Davalı,davanın reddini dilemiştir.
Mahkemece, davanın kabulüne karar verilmiş, hüküm davalı vekili tarafından temyiz edilmiştir.
İhtiyaç iddiasına dayalı davalarda tahliyeye karar verilebilmesi için ihtiyacın gerçek, samimi ve zorunlu olduğunun kanıtlanması gerekir. Devamlılık arzetmeyen geçici ihtiyaç tahliye nedeni yapılamayacağı gibi henüz doğmamış veya gerçekleşmesi uzun bir süreye bağlı olan ihtiyaç da tahliye sebebi olarak kabul edilemez. Davanın açıldığı tarihte ihtiyaç sebebinin varlığı yeterli olmayıp, bu ihtiyacın yargılama sırasında da devam etmesi gerekir.
Türk Borçlar Kanunu"nun 350/1 ve 351. maddesine göre işyeri ihtiyacına dayalı olarak açılan tahliye davalarında ihtiyaçlının kirada olması halinde ihtiyacın varlığının kabulü için ihtiyaçlının ya tahliye tehdidi altında bulunması veya kiralananın yapılacak iş için daha üstün nitelikte olması, en azından halen iş yapılan yerle eşdeğer nitelikte bulunması gerekir. Eşdeğerlik durumu varsa mülkiyet hakkına üstünlük tanınmalıdır. Bu iki halden birisinin varlığı ihtiyacın kabulü için yeterlidir. Her iki halin birlikte olması gerekmez. Tahliye tehdidinin varlığı davacı tarafından ileri sürülmemiş ise mahkemece kendiliğinden nazara
alınamaz. Oysa kiralananın halen iş yapılan yerden üstün olduğu ileri sürülmemiş olsa bile ihtiyaç iddiasının içinde bu husus da mevcut olduğundan mahkemece uzman bilirkişi aracılığıyla keşif yapılarak kıyaslama suretiyle bu hususun belirlenmesi gerekir.
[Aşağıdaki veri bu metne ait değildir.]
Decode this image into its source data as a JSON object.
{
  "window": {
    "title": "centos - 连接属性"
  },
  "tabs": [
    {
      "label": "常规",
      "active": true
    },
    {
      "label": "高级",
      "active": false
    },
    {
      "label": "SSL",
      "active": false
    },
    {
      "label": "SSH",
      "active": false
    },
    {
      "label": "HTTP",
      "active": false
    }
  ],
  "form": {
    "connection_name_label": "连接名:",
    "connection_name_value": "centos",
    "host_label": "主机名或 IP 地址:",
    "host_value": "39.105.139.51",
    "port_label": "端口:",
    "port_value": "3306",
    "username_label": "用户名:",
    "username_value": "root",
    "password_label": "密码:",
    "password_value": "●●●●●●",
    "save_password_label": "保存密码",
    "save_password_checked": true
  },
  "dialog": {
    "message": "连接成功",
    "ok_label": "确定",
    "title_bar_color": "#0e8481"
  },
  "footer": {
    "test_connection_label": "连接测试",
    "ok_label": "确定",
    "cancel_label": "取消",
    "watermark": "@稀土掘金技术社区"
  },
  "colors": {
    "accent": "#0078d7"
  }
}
Mahkemece, davacının ... İlçesi ... Mahallesinde ...sinin olduğu ancak ... Devlet Hastanesi "nin davacının ...sinin bulunduğu bölgeden taşındığı , dava konusu taşınmazın ise yeni devlet hastanesinin bulunduğu yere yakın olduğu belirtilerek ihtiyaç iddiasının samimi ve zorunlu olduğu gerekçesiyle davalının tahliyesine karar verilmiş ise de dosya kapsamında gerekçede belirtilen hususlara ilişkin tanık beyanları dışında herhangi bir delile rastlanmamıştır. Mahkemece, dava konusu kiralanan ve davalının halen bulunduğu taşınmazlarda yapılacak mukayeseli keşif ile dava konusu taşınmazın ... ve ... hakkındaki 12.04.2014 tarih ve 28970 sayılı Yönetmeliğe uygun şekilde ... olarak kullanılıp kullanılamayacağı ,bu faaliyet için uygun olup olmadığı ve her iki taşınmaz arasındaki üstünlük vasıfları araştırılarak sonucuna göre bir karar verilmesi gerekirken noksan araştırma ve inceleme sonucu yazılı gerekçe ile davanın kabulüne karar verilmesi doğru değildir.
Hüküm bu nedenle bozulmalıdır.
SONUÇ : Yukarıda açıklanan esaslar gözönünde tutulmaksızın yazılı şekilde hüküm tesisi isabetsiz, temyiz itirazları bu nedenlerle yerinde olduğundan kabulü ile hükmün HUMK.nun 428.maddesi gereğince davalı yararına BOZULMASINA ve peşin alınan temyiz harcının istek halinde temyiz edene iadesine, 6100 sayılı HMK"nun geçici madde 3 atfıyla 1086 sayılı HUMK.nun 440.maddesi gereğince karar düzeltme yolu kapalı olmak üzere, 23.11.2017 tarihinde oybirliğiyle karar verildi.